Given the vacuum, then, why have now unemployed UK workers not rushed to fill the vacancies? Addressing the paradox of high demand and low uptake, the report identifies several key weaknesses in policy creating obstacles to entry.

The cost of training is cited as the first obstacle, and identified as ‘clearly too high for most individuals to pay out of their own pocket.’ Apprenticeships schemes, touted as a potential solution to the shortfall, are also failing. ‘The number of transport apprenticeships started in the last five years is less than half the original 30,000 target set by Government in 2015.’

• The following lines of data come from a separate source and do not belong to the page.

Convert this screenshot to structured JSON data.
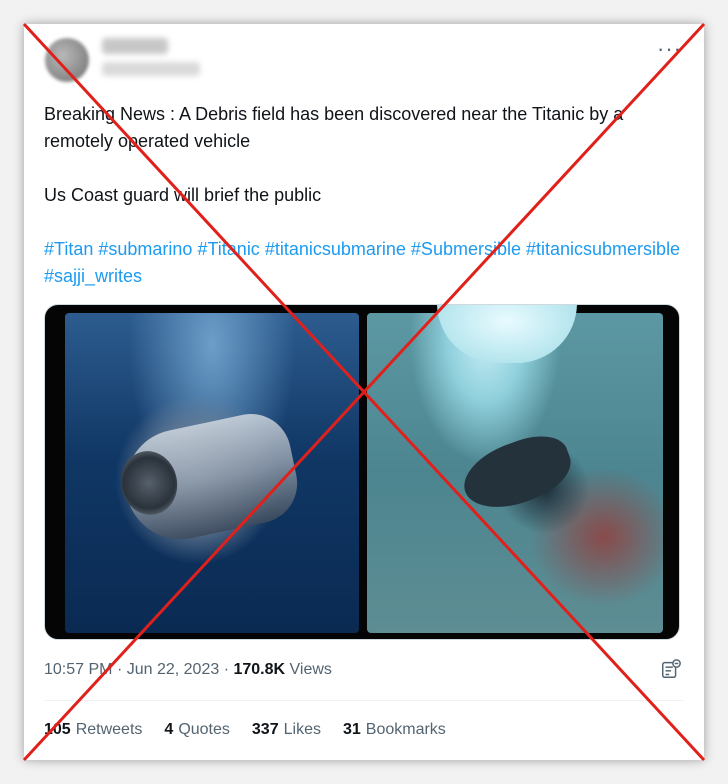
{
  "tweet": {
    "more_label": "···",
    "text_line1": "Breaking News : A Debris field has been discovered near the Titanic by a remotely operated vehicle",
    "text_line2": "Us Coast guard will brief the public",
    "hashtags": [
      "#Titan",
      "#submarino",
      "#Titanic",
      "#titanicsubmarine",
      "#Submersible",
      "#titanicsubmersible",
      "#sajji_writes"
    ],
    "time": "10:57 PM",
    "date": "Jun 22, 2023",
    "views_count": "170.8K",
    "views_label": "Views",
    "stats": {
      "retweets_count": "105",
      "retweets_label": "Retweets",
      "quotes_count": "4",
      "quotes_label": "Quotes",
      "likes_count": "337",
      "likes_label": "Likes",
      "bookmarks_count": "31",
      "bookmarks_label": "Bookmarks"
    }
  },
  "icons": {
    "more": "more-dots-icon",
    "analytics": "analytics-icon"
  },
  "colors": {
    "link": "#1d9bf0",
    "text": "#0f1419",
    "muted": "#536471",
    "cross": "#e0201b"
  }
}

The low uptake for apprenticeship schemes is blamed on a structural issue with way training costs are allocated, given that firms shoulder the burden for training but drivers are then free to leave for companies that can afford to pay higher wages. ‘This creates a disincentive for business to spend additional funds on training.’

While recruitment of BAME drivers was seen as promising, the failure of the sector to attract women was identified as an ongoing diversity issue, and linked to the Government’s failure to deliver on promises of more secure HGV parking spaces with suitable facilities for women.

Criticism also fell on DVSA’s response to the Covid crisis: ‘Despite the development of COVID-19-secure processes and means to take tests, DVSA shut the system down and delivered only 631 practical tests in Q2.’ With a decrease in the number of HGV practical tests taken of 96.6%, this situation is only going to worsen, leading Logistics UK to call for ‘urgent action to make up this shortfall.’

Given the problems bringing UK nationals into the workforce, the obvious alternative would be to bring in immigrant workers to fill the gaps. But the report argues that post-Brexit immigration policy makes this nearly impossible, ‘because the MAC (Migration Advisory Committee) has not accepted the case for adding the role of HGV driver to the Shortage Occupation List (SOL) because it is not eligible for the skilled worker visa route.’

In light of this plethora of reprovals, the report ends on a confrontational note. ‘The time for talk is over: Government must act now in partnership with industry to secure the future of logistics.’